Azure / AKS

Azure Kubernetes Service
https://azure.github.io/AKS/
1.95k stars 305 forks source link

[BUG] Enabling AKS Cost Analysis fails because draining node fails #4306

Closed mortenjoenby closed 2 weeks ago

mortenjoenby commented 4 months ago

Describe the bug I am trying to enable Cost Analysis on a dev AKS cluster following the documentation. I see these events in AKS:

`Events: Type Reason Age From Message


Normal RegisteredNode 55m node-controller Node aks-steps01-35369385-vmss00000m event: Registered Node aks-steps01-35369385-vmss00000m in Controller Normal RegisteredNode 11m node-controller Node aks-steps01-35369385-vmss00000m event: Registered Node aks-steps01-35369385-vmss00000m in Controller Normal Drain 7m20s upgrader Draining node: aks-steps01-35369385-vmss00000m Normal NodeNotSchedulable 7m11s kubelet Node aks-steps01-35369385-vmss00000m status is now: NodeNotSchedulable Warning Drain 4m39s (x33 over 7m19s) upgrader Eviction blocked by Too many Requests (usually a pdb): testk8sdev1-dev01-backend-mh-sts-0 Warning Drain 4m39s (x33 over 7m19s) upgrader Eviction blocked by Too many Requests (usually a pdb): testk8sdev1-dev01-backend-fg-sts-0 Warning Drain 2m18s (x61 over 7m19s) upgrader Eviction blocked by Too many Requests (usually a pdb): testk8sdev1-dev01-backend-bg-sts-0`

I don't really understand if and why the node is being drained? If you are really trying to drain all nodes when enabling this, this MUST be highlighted with capital RED letters!

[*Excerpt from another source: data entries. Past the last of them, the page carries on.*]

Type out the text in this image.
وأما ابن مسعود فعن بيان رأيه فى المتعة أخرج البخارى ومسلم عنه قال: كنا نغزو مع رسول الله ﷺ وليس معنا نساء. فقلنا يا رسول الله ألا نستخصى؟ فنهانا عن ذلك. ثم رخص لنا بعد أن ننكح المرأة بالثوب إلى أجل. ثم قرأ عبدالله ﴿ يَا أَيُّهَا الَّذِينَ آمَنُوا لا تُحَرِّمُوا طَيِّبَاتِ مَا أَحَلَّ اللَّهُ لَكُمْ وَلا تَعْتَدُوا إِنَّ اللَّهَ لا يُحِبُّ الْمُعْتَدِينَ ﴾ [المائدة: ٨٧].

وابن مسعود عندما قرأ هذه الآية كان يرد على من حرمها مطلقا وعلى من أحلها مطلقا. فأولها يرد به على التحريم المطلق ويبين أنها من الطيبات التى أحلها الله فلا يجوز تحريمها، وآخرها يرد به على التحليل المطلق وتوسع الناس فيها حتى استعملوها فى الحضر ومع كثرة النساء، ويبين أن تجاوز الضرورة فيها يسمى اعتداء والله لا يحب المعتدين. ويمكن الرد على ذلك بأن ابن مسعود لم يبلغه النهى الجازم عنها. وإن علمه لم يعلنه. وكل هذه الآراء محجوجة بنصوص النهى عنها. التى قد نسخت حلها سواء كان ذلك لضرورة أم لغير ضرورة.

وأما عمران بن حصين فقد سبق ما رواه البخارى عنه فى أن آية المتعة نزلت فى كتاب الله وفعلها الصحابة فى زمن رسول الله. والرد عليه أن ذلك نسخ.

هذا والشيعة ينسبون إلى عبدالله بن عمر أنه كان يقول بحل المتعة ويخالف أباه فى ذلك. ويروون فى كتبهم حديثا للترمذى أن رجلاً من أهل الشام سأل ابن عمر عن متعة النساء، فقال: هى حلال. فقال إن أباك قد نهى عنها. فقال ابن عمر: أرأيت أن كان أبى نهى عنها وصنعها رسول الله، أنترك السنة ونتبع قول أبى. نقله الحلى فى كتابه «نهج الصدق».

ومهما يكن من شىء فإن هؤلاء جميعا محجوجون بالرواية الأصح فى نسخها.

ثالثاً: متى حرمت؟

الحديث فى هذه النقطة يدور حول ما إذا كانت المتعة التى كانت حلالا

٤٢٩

We can't afford to have workloads being shutdown because of this.

To Reproduce Steps to reproduce the behavior: I am running. az aks update --resource-group aks-we-dev01-2402 --name aks-we-dev01-2402 --enable-cost-analysis

It errors out after 30 minutes. (UpgradeFailed) Drain node aks-steps01-35369385-vmss000007 failed when evicting pod pacacust02-ccdg01-backend-sts-0. Eviction failed with Too many Requests error. This is often caused by a restrictive Pod Disruption Budget (PDB) policy. See http://aka.ms/aks/debugdrainfailures. Original error: API call to Kubernetes API Server failed.

Code: UpgradeFailed Message: Drain node aks-steps01-35369385-vmss000007 failed when evicting pod pacacust02-ccdg01-backend-sts-0. Eviction failed with Too many Requests error. This is often caused by a restrictive Pod Disruption Budget (PDB) policy. See http://aka.ms/aks/debugdrainfailures. Original error: API call to Kubernetes API Server failed.

Expected behavior I expect Cost Analysis to be enabled pretty quickly without service interruption.

Environment (please complete the following information): az version { "azure-cli": "2.60.0", "azure-cli-core": "2.60.0", "azure-cli-telemetry": "1.1.0", "extensions": { "account": "0.2.5", "aks-preview": "4.0.0b4", "costmanagement": "0.2.1", "reservation": "0.3.0", "storage-blob-preview": "0.7.2", "storage-preview": "0.8.4", "vm-repair": "0.5.3" } }

JoeyC-Dev commented 4 months ago

I have a high suspect that this is not caused by this feature, The node upgrading should never be a part of enabling Cost Analysis. I neither find this reproducible nor can find my node being upgraded/re-imaged. image

I believe you should submit a support ticket as this should be triggered by other thing.

mortenjoenby commented 4 months ago

Hi @JoeyC-Dev . OK, fine. I never get that output you see and it never says "/ Running ..." It fails after about 20 minutes. I will create a support ticket.

AllenWen-at-Azure commented 1 month ago

Hi @mortenjoenby did you file a support ticket and get help from Microsoft support engineer? Does the issue still exist in your cluster?

microsoft-github-policy-service[bot] commented 2 weeks ago

This issue will now be closed because it hasn't had any activity for 7 days after stale. mortenjoenby feel free to comment again on the next 7 days to reopen or open a new issue after that time if you still have a question/issue or suggestion.